December 19, 2014, Richard Wanke files pro se supplement to PD conflict motion

A defendant can either assert themselves in their own defense or chose to rely only on the efforts of his attorney. If he depends on his attorney’s efforts then he is also later bound by the actions or inactions of that attorney. Criminal defense attorneys don’t generally like working with clients who do try to assert themselves. Clients often find themselves between a rock and hard place because they don’t know if they can really trust the attorney to protect their interests when they don’t or refuse to do something. Richard found himself in that position early in this murder case.

Richard waited months for the Winnebago County Public Defender and his assigned Public Defender, Derrick Schmidt, to file a decent Motion acknowledging the existence of Schmidt’s conflict-0f-interest, and that of the entire Winnebago County Public Defender’s office conflict in representing him. When Schmidt finally filed a weak motion that was easily deniable, Richard was forced to go ahead and file this pro se supplemental addition to the court filings in order to protect his interests. Judge Rosemary Collins later denied this motion on February 6, 2015, but we believe that it demonstrates that Richard’s counsel (and counsel’s entire agency) both have “per se” and “actual” conflicts-of-interest in representing him. Richard is forced to go ahead at trial with the PD representing him, but any appeal review can reverse or remand the case because of this issue for error if he is convicted.

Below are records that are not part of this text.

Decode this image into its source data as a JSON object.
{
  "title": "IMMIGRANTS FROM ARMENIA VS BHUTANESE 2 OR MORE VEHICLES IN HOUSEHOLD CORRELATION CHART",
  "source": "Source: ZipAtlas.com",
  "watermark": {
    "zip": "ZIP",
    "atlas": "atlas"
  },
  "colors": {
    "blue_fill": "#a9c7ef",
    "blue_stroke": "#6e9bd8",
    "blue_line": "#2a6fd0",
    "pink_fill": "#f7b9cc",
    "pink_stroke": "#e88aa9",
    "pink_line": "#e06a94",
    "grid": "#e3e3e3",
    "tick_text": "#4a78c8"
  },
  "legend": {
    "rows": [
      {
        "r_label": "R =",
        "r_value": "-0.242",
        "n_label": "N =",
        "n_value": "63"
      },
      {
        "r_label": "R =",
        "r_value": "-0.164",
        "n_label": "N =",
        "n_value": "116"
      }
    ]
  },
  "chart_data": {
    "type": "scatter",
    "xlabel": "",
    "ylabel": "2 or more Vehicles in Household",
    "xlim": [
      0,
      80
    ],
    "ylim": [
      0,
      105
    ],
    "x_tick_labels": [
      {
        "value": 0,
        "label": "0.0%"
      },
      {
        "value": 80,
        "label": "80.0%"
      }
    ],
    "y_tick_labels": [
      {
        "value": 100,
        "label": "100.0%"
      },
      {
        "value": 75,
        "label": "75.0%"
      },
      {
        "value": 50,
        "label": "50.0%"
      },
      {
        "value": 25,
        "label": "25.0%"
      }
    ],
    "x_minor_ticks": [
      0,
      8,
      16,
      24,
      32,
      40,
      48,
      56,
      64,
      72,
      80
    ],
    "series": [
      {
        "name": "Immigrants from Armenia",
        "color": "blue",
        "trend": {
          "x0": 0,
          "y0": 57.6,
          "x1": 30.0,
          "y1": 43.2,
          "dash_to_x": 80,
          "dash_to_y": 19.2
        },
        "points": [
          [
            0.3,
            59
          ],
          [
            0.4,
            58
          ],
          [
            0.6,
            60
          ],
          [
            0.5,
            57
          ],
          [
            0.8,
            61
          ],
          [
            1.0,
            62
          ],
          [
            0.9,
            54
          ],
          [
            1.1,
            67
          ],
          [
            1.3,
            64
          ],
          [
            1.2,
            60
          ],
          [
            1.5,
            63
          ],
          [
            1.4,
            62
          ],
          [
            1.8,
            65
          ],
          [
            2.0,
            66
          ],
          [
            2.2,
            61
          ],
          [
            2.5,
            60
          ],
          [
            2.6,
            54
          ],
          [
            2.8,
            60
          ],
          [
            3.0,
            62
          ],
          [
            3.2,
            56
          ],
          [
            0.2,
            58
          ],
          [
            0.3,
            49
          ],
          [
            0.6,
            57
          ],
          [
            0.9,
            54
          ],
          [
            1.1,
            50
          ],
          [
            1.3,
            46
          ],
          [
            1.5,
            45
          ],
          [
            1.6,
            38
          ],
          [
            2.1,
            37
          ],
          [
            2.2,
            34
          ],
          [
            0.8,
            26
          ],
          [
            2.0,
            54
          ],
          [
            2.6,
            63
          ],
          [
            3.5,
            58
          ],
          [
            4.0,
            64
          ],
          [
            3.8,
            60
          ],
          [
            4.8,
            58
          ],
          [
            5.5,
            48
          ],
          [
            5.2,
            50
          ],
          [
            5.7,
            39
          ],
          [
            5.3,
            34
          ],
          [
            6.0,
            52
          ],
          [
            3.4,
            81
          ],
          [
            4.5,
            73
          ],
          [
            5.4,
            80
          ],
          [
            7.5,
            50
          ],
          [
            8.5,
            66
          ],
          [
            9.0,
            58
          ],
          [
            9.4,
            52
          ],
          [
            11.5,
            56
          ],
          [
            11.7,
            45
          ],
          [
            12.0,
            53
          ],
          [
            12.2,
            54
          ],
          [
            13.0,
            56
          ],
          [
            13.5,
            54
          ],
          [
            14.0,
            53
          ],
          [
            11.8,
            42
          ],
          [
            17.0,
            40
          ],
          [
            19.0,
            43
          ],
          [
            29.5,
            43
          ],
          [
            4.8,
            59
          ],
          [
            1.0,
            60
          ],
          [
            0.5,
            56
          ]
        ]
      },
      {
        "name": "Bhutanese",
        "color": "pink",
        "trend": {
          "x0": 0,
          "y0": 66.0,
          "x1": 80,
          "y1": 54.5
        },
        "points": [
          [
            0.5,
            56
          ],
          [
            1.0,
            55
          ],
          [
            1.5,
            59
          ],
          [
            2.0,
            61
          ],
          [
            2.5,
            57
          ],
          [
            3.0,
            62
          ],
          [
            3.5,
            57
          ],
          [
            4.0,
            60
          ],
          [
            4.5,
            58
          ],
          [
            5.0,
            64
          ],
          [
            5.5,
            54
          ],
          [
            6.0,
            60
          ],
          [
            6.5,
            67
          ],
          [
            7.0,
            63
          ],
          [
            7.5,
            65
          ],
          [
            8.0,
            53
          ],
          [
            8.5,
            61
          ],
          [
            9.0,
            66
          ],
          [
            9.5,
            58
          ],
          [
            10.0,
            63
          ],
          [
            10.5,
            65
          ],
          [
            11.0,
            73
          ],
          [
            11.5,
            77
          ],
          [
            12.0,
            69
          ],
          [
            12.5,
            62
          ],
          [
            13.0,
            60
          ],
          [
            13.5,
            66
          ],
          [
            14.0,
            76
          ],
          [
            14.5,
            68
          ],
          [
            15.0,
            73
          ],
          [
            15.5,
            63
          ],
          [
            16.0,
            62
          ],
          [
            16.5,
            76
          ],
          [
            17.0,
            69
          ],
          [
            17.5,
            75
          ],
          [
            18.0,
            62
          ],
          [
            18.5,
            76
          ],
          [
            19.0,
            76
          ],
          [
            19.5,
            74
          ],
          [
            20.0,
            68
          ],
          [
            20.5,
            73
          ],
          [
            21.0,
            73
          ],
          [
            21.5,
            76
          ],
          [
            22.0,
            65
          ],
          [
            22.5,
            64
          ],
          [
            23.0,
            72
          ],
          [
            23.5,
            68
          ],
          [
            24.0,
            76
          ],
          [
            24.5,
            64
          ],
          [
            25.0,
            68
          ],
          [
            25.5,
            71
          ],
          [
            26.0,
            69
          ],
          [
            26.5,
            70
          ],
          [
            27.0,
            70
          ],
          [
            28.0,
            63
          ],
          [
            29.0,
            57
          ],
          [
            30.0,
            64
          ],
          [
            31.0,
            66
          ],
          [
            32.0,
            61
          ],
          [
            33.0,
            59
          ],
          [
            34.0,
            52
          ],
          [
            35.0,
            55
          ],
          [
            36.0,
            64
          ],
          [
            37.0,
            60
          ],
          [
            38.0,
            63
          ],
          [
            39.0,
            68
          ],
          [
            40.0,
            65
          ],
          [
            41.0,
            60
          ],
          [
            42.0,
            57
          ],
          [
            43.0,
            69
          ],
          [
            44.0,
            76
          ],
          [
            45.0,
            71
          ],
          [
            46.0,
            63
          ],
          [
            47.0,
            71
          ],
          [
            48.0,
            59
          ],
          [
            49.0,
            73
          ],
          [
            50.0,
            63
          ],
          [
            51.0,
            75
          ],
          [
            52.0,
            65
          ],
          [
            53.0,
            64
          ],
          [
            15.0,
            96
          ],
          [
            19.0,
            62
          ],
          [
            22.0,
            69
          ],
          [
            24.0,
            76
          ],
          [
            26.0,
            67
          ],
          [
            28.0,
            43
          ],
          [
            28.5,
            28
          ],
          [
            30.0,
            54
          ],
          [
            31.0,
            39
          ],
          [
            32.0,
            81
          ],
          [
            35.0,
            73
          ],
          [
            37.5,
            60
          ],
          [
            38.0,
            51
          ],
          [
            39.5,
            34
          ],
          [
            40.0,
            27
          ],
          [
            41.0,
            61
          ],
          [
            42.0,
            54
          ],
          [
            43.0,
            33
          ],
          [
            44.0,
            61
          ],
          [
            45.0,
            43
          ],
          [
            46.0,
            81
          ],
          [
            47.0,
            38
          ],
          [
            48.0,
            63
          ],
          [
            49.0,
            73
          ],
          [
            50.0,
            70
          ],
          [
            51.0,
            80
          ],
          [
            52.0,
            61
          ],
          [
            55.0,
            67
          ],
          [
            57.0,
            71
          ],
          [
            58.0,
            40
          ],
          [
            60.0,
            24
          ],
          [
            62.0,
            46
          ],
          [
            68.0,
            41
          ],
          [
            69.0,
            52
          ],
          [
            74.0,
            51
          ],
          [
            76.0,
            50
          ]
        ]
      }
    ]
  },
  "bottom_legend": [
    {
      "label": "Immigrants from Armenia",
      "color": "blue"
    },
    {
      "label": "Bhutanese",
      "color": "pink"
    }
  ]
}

The issue of whether or not the Winnebago County Public Defender’s office should have been appointed to represent Richard in this murder case is the single largest pretrial issue raised in this murder trial. Richard’s case went on to trial. We will be posting in the future the filings and transcripts of his March 2017, trial. Richard Wanke was wrongfully convicted at that trial, and a read of those transcripts and what happened at trial easily shows that he was very poorly represented at trial by the Winnebago County Public Defender’s office and by the lead attorney it assigned to represent him: Nick Zimmerman. A read of those transcripts shows a defense where the State witnesses were either poorly questioned or not questioned at all about discrepancies and factors which improperly influenced them. It shows a defense where available witnesses who could have exonerated Richard Wanke by their testimony were not presented and the State’s assertions about them were not challenged. The true question about Richard’s prosecution and trial is why the Winnebago County Public Defender’s office permitted the conviction of a client who it could have exonerated at trial. This issue of the conflict-of-interest of the Winnebago County Public Defender’s staff and office in relation to Richard Wanke probably goes to the heart of the reason why Richard Wanke was wrongfully convicted and it is outrageous that this happened.